Shaking slightly, Lyra watched Mr. Sterling depart. His approving nod still felt like a dream. Julian’s presence loomed, a silent storm.
His hand had brushed hers. A fleeting contact.
It had sparked, a jolt of something raw and undeniable. Not just physical. A memory.
She needed air. The conference room felt suffocating now, heavy with unspoken tension and the lingering scent of old money.
Walking purposefully, she navigated the plush corridors of Sterling Global’s headquarters. Her mind raced, a whirlwind of the meeting’s triumph and the sudden, jarring intimacy of Julian’s touch. She had handled herself. More than handled herself. But the feeling of his skin against hers… it rattled her.
Finding a quiet alcove near a floor-to-ceiling window, Lyra took a deep, shuddering breath. The city stretched out below, an endless expanse of glass and steel, mirroring the sharp edges of her own anxieties.
She closed her eyes. Her grandfather’s name echoed in her mind. The shame, the betrayal, still fresh and burning. How could she reconcile that man with the kind, if sometimes distant, figure she remembered?
Footsteps approached, heavy and measured. She instinctively pressed back into the shadows of the alcove, not wanting to be seen, not wanting to talk.
Julian’s voice cut through the air, low and gravelly, laced with an urgency she hadn’t heard since… well, since before she left.
“Marcus, what’s the latest?”
A deeper, calmer voice replied. “Another breach, Mr. Thorne. Smaller, but more sophisticated. They targeted the internal server logs this time. Looking for… vulnerabilities, it seems.”
Lyra’s breath hitched. Marcus Thorne. Julian’s head of security. A ghost from a different life.
“Vulnerabilities? Be specific,” Julian commanded, his tone hardening. She could almost picture his jaw tensing, the muscle ticking.
“They’re probing our acquisition targets. Specifically, the data related to the smaller tech startups we’ve been tracking for the past quarter. It’s too precise to be random. Almost like they know our strategic roadmap.”
Lyra’s heart hammered against her ribs. She remembered this. The hushed conversations, the late nights Julian spent locked in his office, the grim lines around his eyes. She remembered the tension, the whispers of corporate espionage that had shadowed their lives even then.
“The firewall updates? The new encryption protocols?” Julian pressed, frustration evident.

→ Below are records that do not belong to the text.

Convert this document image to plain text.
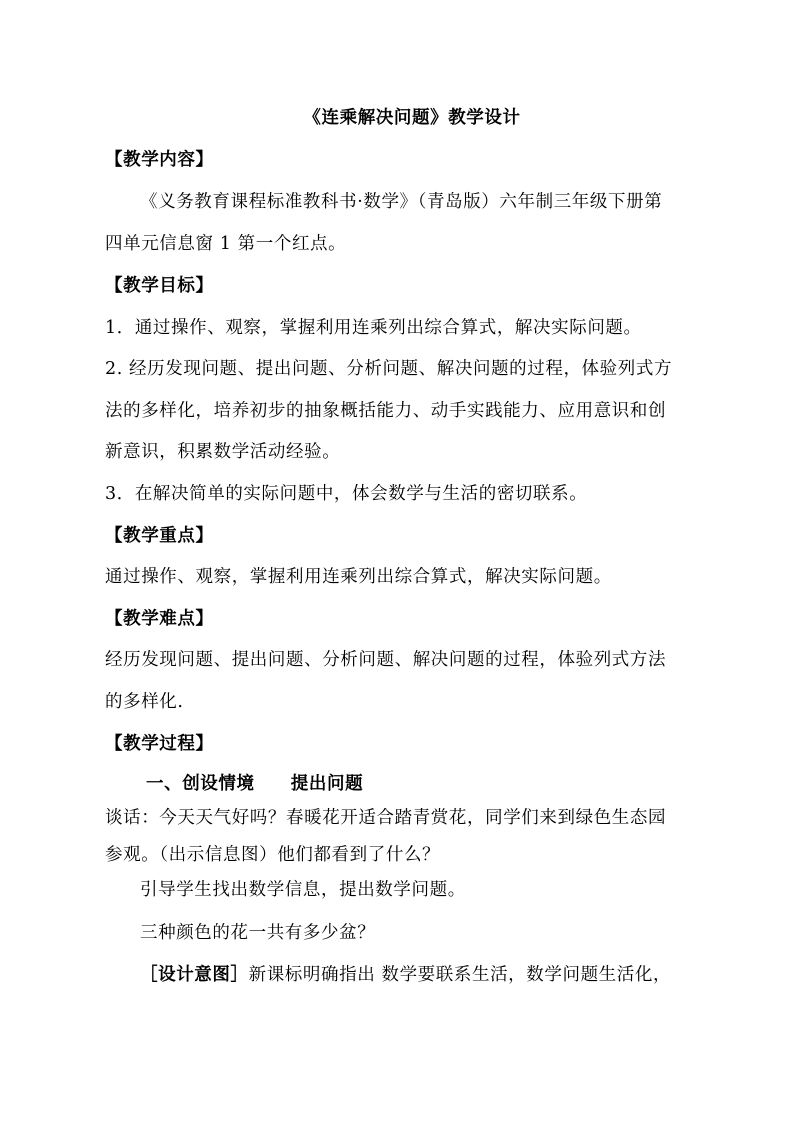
《连乘解决问题》教学设计
【教学内容】
《义务教育课程标准教科书·数学》（青岛版）六年制三年级下册第
四单元信息窗 1 第一个红点。
【教学目标】
1．通过操作、观察，掌握利用连乘列出综合算式，解决实际问题。
2. 经历发现问题、提出问题、分析问题、解决问题的过程，体验列式方
法的多样化，培养初步的抽象概括能力、动手实践能力、应用意识和创
新意识，积累数学活动经验。
3．在解决简单的实际问题中，体会数学与生活的密切联系。
【教学重点】
通过操作、观察，掌握利用连乘列出综合算式，解决实际问题。
【教学难点】
经历发现问题、提出问题、分析问题、解决问题的过程，体验列式方法
的多样化.
【教学过程】
一、创设情境　　提出问题
谈话：今天天气好吗？春暖花开适合踏青赏花，同学们来到绿色生态园
参观。（出示信息图）他们都看到了什么？
引导学生找出数学信息，提出数学问题。
三种颜色的花一共有多少盆？
［设计意图］新课标明确指出 数学要联系生活，数学问题生活化，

“Holding for now, sir. But this isn’t about brute force anymore. It’s surgical. They’re finding the seams, the human element. We had a phishing attempt on three senior execs in R&D yesterday. Almost got through.”
Leaning closer, Lyra strained to hear every word. This wasn’t just business. This was personal. The stakes felt impossibly high.
“Who is behind this, Marcus?” Julian’s voice was a low growl, filled with controlled fury. “Is it Sterling? Are they playing us?”
“We’ve vetted Sterling Global thoroughly, sir. Their digital footprint is clean. No anomalies. This feels… different. More insidious. And the pattern…” Marcus paused, a beat of hesitation.
Lyra held her breath. The air crackled with unspoken tension.
“What pattern?” Julian prompted, his patience clearly wearing thin.
“The signature, sir. The way they infiltrate, the specific departments they target first. It’s eerily similar to the incidents from… three years ago. Right before the big merger fell through. The one with Helios Tech.”
A cold dread washed over Lyra, chilling her to the bone. Helios Tech. The name hit her like a physical blow. She remembered that. The company Julian had fought tooth and nail to acquire, only for the deal to collapse under a cloud of inexplicable data leaks and sabotage. It had nearly crippled his company back then.
Three years ago. That was exactly when she had left. Just months before, the initial problems had started surfacing. Small, almost negligible incidents, escalating into a full-blown crisis.
Julian had been obsessed, working tirelessly, his face perpetually etched with worry. He’d barely slept. She remembered the arguments, the pressure, the way it had slowly eroded their relationship.
And now, the same pattern. The same insidious attacks. The same method of operation. It was like history repeating itself, a dark echo from a past she had desperately tried to bury.
“Are you saying it’s the same player?” Julian’s voice was dangerously quiet now, a predator’s calm before the strike.
“It’s too soon to say definitively, sir,” Marcus replied, his voice grave. “But the parallels are undeniable. The targeted data, the specific vulnerabilities exploited, even the timing of the attacks in relation to our strategic moves. It aligns too perfectly with the incidents that plagued us before.”
Lyra felt a dizzying wave of nausea. She remembered the sleepless nights, the frantic calls, the quiet despair in Julian’s eyes. She had been there, watching him fight. And she had left him in the middle of it.
Could it be connected? Was the threat that had driven them apart resurfacing? A familiar chill, bone-deep and unsettling, settled over her. The past was not just knocking; it was breaking down the door, demanding to be let in.